PHILIPPE HERBET

Philippe Herbet est un photographe de la rue, de l’errance, de la rencontre et du merveilleux qui se dégage du quotidien. Très attiré par l’Orient et les fantômes, il mêle ses propres écrits à ses images.
Ses photographies ont fait l’objet d’expositions en Belgique (Contretype, Musée de la photographie à Charleroi, galerie Jacques Cerami), en France (Camera Obscura à Paris, Le Réverbère à Lyon), au Brésil (MUBE, Sao Paulo), à Istanbul, au Centre culturel Mendi Zolan à Hendaye et ailleurs. En outre il a participé à plusieurs résidences d’artiste : Nekatoenea à Hendaye, Contretype à Bruxelles, au Château de Thozée pour la Fondation Félicien Rops, au phare de l’île Wrac’h en Bretagne.
Il a publié 9 monographies mêlant ses photographies et ses textes parmi lesquelles Les Filles de Tourgueniev aux éditions Bessard à Paris, Herbet – Dadas aux éditons du Caïd.
Il est également écrivain, son premier roman autobiographique Fils de prolétaire a été publié par les éditions Arléa à Paris en 2022 et, en 2023,
Le Sable Le Vent, un récit avec Serge Delaive.
Il est représenté par la galerie Jacques Cerami en Belgique.

ALBERT DADAS
La France et l’Europe de la fin du XIXe siècle est obsédée par la question du vagabondage, par les sans-papiers qui errent d’une ville à l’autre. La fugue devient un trouble médical avec un diagnostic précis. Albert Dadas (1860–1907) est l’une des premières personnes atteintes d’automatisme ambulatoire, aussi nommée dromomanie. Son médecin, le docteur Philippe Tissier va poser le diagnostic de sa folie dans sa thèse intitulée « les aliénés voyageurs ».
Albert Dadas, un modeste employé du gaz à Bordeaux, va faire des fugues qui dureront de plusieurs jours à plusieurs années, en perdant à la fois ses papiers et son identité, mais jamais sa pulsion de partir, de marcher, de découvrir. Certains prétendront qu’il est un simulateur.

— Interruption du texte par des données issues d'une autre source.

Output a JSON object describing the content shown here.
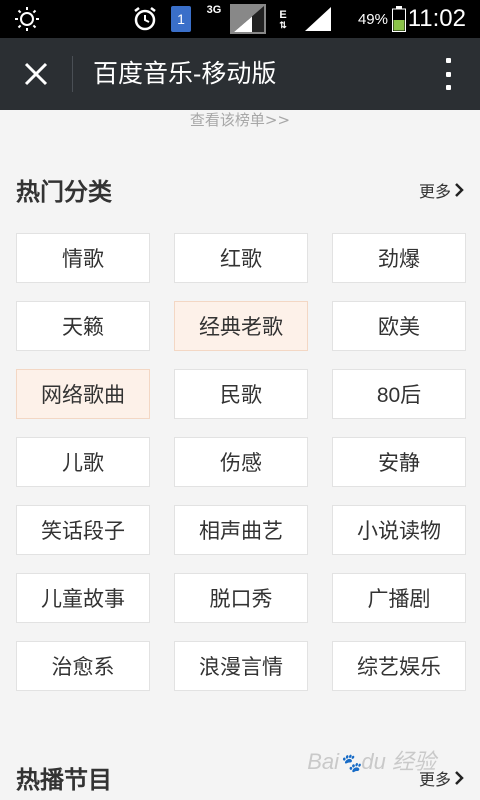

Je me suis attaché à ce personnage, nous avons des points communs : la fugue, un traumatisme crânien, une mémoire défaillante, de grands maux de tête, nous pleurons vite, des poussées mélancoliques, le goût du voyage et des grands espaces, l’errance à tout prix, l’attirance pour le nord-est, le sens de la propreté vestimentaire, un rapport spécifique à Liège, le besoin irrésistible d’aller dans une ville dont le nom nous plaît, etc.

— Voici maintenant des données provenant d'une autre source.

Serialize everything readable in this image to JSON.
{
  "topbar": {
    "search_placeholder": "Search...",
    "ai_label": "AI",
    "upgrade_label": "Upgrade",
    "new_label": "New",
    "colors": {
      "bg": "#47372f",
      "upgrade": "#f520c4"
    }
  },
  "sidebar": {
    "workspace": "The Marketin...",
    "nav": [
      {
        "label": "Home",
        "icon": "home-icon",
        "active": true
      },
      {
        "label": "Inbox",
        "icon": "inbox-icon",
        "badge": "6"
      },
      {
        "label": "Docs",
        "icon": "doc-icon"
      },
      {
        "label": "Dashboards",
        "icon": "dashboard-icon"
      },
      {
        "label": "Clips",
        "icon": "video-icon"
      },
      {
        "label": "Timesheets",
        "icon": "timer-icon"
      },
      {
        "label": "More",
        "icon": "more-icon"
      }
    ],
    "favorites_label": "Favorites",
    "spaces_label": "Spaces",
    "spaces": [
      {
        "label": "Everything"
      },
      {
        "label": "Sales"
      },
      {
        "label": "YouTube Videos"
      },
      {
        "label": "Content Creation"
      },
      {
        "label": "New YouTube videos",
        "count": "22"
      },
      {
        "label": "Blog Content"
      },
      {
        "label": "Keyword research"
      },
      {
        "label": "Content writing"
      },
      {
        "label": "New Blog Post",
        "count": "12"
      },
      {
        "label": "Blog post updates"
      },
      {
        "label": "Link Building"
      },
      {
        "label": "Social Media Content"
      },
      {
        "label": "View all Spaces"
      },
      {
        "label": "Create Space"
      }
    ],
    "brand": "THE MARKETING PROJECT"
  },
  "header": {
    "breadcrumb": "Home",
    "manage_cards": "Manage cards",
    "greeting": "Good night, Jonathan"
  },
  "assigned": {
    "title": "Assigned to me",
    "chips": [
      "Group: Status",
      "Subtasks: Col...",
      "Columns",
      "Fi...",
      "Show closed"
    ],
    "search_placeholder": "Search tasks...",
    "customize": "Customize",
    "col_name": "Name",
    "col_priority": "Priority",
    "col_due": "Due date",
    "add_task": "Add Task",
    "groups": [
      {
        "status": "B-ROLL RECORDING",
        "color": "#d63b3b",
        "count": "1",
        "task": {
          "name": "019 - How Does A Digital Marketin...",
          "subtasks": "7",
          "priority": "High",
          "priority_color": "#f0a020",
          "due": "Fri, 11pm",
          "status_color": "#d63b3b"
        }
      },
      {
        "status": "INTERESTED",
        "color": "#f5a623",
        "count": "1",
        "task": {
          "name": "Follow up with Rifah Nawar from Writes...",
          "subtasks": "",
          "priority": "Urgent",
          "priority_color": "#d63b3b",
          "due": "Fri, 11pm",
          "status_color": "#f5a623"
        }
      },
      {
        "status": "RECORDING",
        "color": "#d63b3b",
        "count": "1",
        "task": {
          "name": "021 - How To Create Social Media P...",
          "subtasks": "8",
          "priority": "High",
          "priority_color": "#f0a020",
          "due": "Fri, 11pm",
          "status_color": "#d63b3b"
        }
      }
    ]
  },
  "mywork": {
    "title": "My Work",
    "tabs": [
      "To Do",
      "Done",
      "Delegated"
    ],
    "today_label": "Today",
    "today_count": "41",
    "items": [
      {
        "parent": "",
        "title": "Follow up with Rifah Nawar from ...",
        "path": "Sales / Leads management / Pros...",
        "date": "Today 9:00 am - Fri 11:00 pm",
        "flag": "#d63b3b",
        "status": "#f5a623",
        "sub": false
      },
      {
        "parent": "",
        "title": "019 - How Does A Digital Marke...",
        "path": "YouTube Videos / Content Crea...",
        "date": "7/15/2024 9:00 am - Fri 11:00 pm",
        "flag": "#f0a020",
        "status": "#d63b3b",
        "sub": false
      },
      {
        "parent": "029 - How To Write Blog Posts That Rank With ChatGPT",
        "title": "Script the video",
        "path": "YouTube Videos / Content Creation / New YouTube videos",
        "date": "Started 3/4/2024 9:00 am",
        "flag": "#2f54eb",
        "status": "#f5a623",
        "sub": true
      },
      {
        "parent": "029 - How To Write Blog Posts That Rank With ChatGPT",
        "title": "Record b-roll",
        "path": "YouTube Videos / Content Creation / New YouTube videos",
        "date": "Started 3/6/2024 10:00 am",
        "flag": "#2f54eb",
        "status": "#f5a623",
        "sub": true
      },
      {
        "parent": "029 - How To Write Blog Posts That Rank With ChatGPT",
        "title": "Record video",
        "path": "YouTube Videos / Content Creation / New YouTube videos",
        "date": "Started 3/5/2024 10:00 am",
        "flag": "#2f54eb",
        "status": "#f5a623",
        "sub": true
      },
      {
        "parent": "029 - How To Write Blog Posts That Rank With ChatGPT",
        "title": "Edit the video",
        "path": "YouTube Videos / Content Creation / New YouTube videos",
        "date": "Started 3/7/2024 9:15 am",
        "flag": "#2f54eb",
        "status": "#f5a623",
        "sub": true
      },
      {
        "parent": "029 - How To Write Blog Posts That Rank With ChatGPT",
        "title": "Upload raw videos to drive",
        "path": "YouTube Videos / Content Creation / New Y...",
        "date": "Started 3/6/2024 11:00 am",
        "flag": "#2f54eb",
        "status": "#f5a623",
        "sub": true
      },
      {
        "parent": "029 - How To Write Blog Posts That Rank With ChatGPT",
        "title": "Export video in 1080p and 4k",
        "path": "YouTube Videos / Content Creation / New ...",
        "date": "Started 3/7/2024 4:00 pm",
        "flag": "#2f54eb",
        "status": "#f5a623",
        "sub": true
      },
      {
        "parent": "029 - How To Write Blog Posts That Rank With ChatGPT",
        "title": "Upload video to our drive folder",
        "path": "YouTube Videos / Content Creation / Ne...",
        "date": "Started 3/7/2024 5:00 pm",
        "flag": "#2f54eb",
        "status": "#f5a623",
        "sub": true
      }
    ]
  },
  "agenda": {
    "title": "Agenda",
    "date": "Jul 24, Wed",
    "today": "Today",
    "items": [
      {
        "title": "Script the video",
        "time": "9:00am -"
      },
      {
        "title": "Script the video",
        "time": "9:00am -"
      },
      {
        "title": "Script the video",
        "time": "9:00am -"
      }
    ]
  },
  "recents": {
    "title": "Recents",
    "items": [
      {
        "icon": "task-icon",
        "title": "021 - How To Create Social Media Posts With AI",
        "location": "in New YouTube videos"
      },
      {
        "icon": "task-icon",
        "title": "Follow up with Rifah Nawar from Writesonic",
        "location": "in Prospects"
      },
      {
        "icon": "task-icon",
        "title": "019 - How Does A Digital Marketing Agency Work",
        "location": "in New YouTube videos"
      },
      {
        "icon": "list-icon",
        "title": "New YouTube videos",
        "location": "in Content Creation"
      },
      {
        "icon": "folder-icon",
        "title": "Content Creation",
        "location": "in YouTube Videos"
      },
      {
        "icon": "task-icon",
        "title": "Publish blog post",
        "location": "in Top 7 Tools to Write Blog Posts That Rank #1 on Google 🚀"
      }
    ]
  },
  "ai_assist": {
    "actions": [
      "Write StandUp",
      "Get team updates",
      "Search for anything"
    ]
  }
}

Aussi, j’ai éprouvé très vite la nécessité de réaliser un projet lié à sa grande fugue de 1880/1882. Elle le mènera de Valenciennes à Moscou en passant par Liège, Cologne, Kassel, Linz, Vienne, Prague, Berlin, Varsovie, Minsk. À Moscou, il est soupçonné d’être un anarchiste et emprisonné avant d’être expulsé de Russie avec d’autres prisonniers. Il se déplace ensuite à Istanbul avant de filer à Vienne, Munich, Strasbourg pour arriver en Suisse. Épuisé, il se rend à Bâle où il se constitue prisonnier auprès du consulat de France. À Lille, il sera condamné à trois ans de travaux publics pour désertion avec effets et armes. « Je suis parti parce que mes camarades me faisaient trop de misères », avait-il déclaré lors de son interrogatoire (combien de fois n’ai-je pas eu cette idée les dimanches soirs lors de mes années au collège et, ensuite, lors de mon service militaire et encore plus tard lorsque j’ai eu un travail régulier pendant onze années, fuguant parfois, m’inventant des maladies). J’ajoute que j’aime l’idée de refaire le parcours d’un homme modeste.

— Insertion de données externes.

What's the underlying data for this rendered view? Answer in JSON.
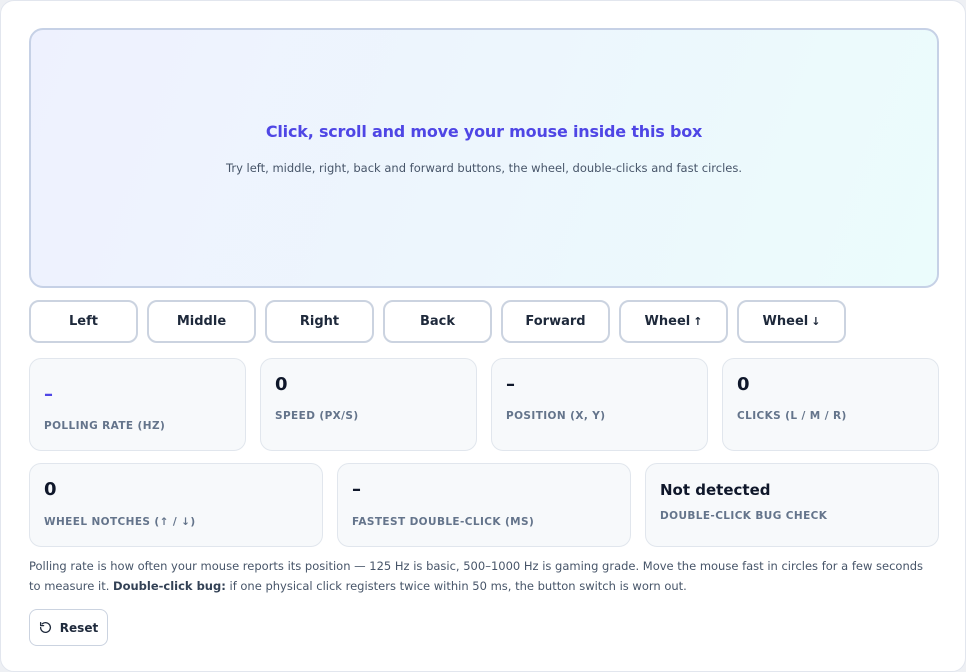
{
  "test_area": {
    "title": "Click, scroll and move your mouse inside this box",
    "subtitle": "Try left, middle, right, back and forward buttons, the wheel, double-clicks and fast circles."
  },
  "buttons": [
    {
      "label": "Left"
    },
    {
      "label": "Middle"
    },
    {
      "label": "Right"
    },
    {
      "label": "Back"
    },
    {
      "label": "Forward"
    },
    {
      "label": "Wheel",
      "arrow": "↑"
    },
    {
      "label": "Wheel",
      "arrow": "↓"
    }
  ],
  "stats": {
    "polling_rate": {
      "value": "–",
      "label": "Polling rate (Hz)"
    },
    "speed": {
      "value": "0",
      "label": "Speed (px/s)"
    },
    "position": {
      "value": "–",
      "label": "Position (x, y)"
    },
    "clicks": {
      "value": "0",
      "label": "Clicks (L / M / R)"
    },
    "wheel_notches": {
      "value": "0",
      "label": "Wheel notches (↑ / ↓)"
    },
    "fastest_double_click": {
      "value": "–",
      "label": "Fastest double-click (ms)"
    },
    "double_click_bug": {
      "value": "Not detected",
      "label": "Double-click bug check"
    }
  },
  "note": {
    "part1": "Polling rate is how often your mouse reports its position — 125 Hz is basic, 500–1000 Hz is gaming grade. Move the mouse fast in circles for a few seconds to measure it. ",
    "bold": "Double-click bug:",
    "part2": " if one physical click registers twice within 50 ms, the button switch is worn out."
  },
  "reset": {
    "label": "Reset",
    "icon": "rotate-ccw-icon"
  },
  "colors": {
    "accent": "#4f46e5",
    "text": "#1e293b",
    "muted": "#64748b"
  }
}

Dans ce projet qui suit l’itinéraire de la grande fugue de 1880/1882, je m’identifie à Albert Dadas. Je suis son fantôme et il est le mien, je suis dans le cadre, à la fois son acteur et le mien. Grâce à des temps de pause longs, de 30 secondes à plusieurs minutes, je capte des moments où la durée s’inscrit sur les pixels du capteur. À travers des mises en scène, nous nous incarnons donc, lui et moi, dans un hors temps universel. Des autoportraits, mais pas au sens strict, ce n’est à la fois ni moi ni lui. Ce sont nos apparitions ou nos disparitions.